Dass technische Geräte, Anlagen, Fahrzeuge, Transportmittel und Maschinen stets zuverlässig und sicher funktionieren, wird heutzutage als selbstverständlich vorausgesetzt. Damit diese Selbstverständlichkeit auch immer gewährleistet ist, müssen vor allem die Hersteller von elektronischen Steuerungen und Embedded-Systemen erheblichen Aufwand tätigen.

Sie müssen im Wesentlichen zwei Zwängen nachkommen: Zum einen der zunehmenden Komplexität elektronischer Geräte in ihren Hard- und Software-Funktionen und zum anderen Auflagen von Behörden, Sicherheitsstandards für die verschiedensten Marktsegmente und Anwendungskategorien sowie Normen und Standards, die zu erfüllen sind.

Peter Schuller, MicroSys Electronics
Peter Schuller, MicroSys Electronics
© Microsys

Diese Gegebenheiten sind bereits bei der Konzeption eines elektronischen Produkts zu berücksichtigen und wirken sich maßgeblich auf die Entwicklung und den gesamten Produktlebenszyklus aus. Verbunden sind damit natürlich auch verschiedene Entwicklungsmethoden für verschiedene Märkte und Anwendungsprofile mit entsprechenden Auswirkungen auf Entwicklungskosten und -zeit.

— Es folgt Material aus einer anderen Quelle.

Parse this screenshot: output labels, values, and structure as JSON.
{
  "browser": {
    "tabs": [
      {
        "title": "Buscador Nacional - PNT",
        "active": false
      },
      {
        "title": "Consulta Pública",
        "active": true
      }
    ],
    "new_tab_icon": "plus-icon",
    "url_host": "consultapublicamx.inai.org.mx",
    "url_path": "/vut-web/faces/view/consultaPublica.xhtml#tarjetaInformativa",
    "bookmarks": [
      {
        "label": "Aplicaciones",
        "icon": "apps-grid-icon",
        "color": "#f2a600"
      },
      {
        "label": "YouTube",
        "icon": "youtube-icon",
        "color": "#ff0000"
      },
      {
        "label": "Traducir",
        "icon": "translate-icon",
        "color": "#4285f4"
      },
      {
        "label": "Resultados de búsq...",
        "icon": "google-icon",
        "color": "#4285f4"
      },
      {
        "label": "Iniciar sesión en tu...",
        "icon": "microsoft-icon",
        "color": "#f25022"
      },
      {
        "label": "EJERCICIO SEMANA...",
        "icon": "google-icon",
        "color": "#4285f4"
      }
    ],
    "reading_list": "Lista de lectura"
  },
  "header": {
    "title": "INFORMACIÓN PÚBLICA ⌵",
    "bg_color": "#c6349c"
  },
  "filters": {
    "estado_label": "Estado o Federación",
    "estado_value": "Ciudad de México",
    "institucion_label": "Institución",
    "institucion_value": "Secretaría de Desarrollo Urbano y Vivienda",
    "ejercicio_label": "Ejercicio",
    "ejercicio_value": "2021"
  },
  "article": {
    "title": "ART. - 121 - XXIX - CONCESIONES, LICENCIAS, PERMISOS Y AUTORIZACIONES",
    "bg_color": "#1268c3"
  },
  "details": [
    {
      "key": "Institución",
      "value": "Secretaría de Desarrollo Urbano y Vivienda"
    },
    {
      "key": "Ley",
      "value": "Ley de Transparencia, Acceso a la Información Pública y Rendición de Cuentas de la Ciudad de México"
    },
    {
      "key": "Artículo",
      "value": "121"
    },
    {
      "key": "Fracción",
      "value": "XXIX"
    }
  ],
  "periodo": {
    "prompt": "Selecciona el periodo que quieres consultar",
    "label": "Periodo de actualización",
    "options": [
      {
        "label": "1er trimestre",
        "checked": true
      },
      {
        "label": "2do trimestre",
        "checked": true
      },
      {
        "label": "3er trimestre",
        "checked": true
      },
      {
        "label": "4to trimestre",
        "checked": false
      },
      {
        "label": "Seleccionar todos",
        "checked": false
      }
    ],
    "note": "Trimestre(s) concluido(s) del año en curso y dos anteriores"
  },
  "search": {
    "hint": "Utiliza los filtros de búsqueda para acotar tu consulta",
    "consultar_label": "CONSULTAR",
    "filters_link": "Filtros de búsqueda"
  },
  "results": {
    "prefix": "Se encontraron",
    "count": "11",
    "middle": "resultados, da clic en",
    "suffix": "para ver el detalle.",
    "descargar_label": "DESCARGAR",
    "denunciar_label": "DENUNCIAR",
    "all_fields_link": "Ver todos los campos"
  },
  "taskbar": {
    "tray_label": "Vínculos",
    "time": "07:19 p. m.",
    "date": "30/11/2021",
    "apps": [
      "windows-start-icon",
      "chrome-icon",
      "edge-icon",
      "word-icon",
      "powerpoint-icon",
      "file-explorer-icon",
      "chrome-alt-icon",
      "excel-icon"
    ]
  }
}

Der Artikel befasst sich mit neuen Methoden zur Entwicklung sicherheitsgerichteter Embedded-Geräte, vor allem im Hinblick auf die Software-Technik und -Auslegung. Dies sind Vorgehensweisen, die bereits vor der Spezialisierung auf die Sicherheitsanforderungen bestimmter Märkte greifen. Mit einem sogenannten modellorientierten Ansatz, der auf eine Abstraktion in einem Datenmodell zurückgreift, lassen sich Systemkomponenten modularisiert beschreiben, die sicherheitsgerichtete Auslegungen vereinfachen.

Gleichzeitig ist auch die Adaption eines Designs für Sicherheitsanforderungen in unterschiedlichen Marktsegmenten einfacher umzusetzen. Anhand einiger Beispiele wird erläutert, wie Datenmodelle eine sicherheitsgerichtete Entwicklung unterstützen. Dieser Leitfaden ist dabei relativ leicht auch auf andere sicherheitskritische Entwicklungen in der Automatisierung übertragbar.

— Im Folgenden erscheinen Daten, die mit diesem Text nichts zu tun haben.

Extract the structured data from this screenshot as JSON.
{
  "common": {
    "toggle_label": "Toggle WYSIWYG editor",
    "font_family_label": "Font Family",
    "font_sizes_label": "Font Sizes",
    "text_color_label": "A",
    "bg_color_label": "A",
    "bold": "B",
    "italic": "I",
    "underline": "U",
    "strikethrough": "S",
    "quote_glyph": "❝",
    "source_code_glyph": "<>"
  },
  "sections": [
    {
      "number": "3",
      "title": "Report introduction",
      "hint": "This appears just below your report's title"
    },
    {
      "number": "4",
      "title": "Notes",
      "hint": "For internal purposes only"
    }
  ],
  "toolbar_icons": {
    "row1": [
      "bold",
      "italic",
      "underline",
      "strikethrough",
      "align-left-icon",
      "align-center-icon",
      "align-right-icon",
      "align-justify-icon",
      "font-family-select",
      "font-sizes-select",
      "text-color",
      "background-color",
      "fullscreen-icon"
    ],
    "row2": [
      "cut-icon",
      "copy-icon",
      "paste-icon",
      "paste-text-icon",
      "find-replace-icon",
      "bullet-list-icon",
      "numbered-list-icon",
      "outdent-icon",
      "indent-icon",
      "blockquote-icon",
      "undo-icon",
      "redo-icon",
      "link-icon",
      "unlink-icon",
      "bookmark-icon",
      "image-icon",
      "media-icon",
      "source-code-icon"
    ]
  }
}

Früher wurden sicherheitsrelevante Funktionen in Maschinen meist mechanisch oder elektrisch realisiert. Bei einer Stanzmaschine beispielsweise verhindern zwei getrennte Taster, die mit beiden Händen gleichzeitig betätigt werden müssen, eine Gefährdung des Bedienpersonals. Auch in komplexeren Anlagen finden sich nach wie vor elektrische Not-Aus-Schalter. Mit zunehmendem Funktionsumfang jedoch, ermöglicht vor allem durch elektronische Komponenten, muss eine industrielle Anlage eigene funktionale Sicherheit aufweisen. Sie muss selbstständig Aktionen durchführen können, die nötig sind, um einen sicheren Zustand zu erreichen oder aufrecht zu erhalten.

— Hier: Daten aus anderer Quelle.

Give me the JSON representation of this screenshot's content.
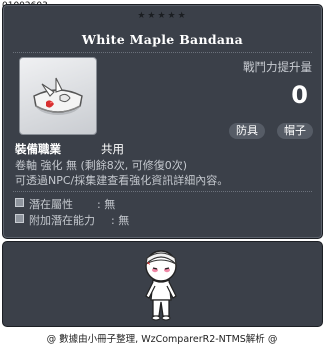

Bei einem medizinischen Tumor-Bestrahlungsgerät etwa werden in sehr kurzen Zeitabständen die Strahlungsdosis und die Strahlposition überwacht. Wird eine tolerierte Abweichung überschritten, so ist das Gerät unverzüglich abzuschalten, um eine Schädigung des menschlichen Gewebes außerhalb des Tumors zu verhindern. Die Steuerung muss hohen Anforderungen entsprechen, um die medizintechnischen Auflagen zu erfüllen, und redundant ausgelegt sein, um Ausfallsicherheit zu gewähren und strenge Echtzeitvorgaben zu erfüllen. Hierzu wurde eine redundante Embedded- Echtzeitplattform mit dem Echtzeitbetriebssystem Microware OS- 9, I/O-Komponenten, Kommunikationsinfrastruktur und Steueralgorithmik entwickelt und zertifiziert. Als verbindendes Element zwischen den Hardware-Komponenten, dem Betriebssystem und der Anwendung fungiert die Middleware »Gamma«, die als zentrales Element mit einem sogenannten datenzentrischen Ansatz oder Datenmodell die Realisierung der gesamten Anlage wesentlich vereinfachte.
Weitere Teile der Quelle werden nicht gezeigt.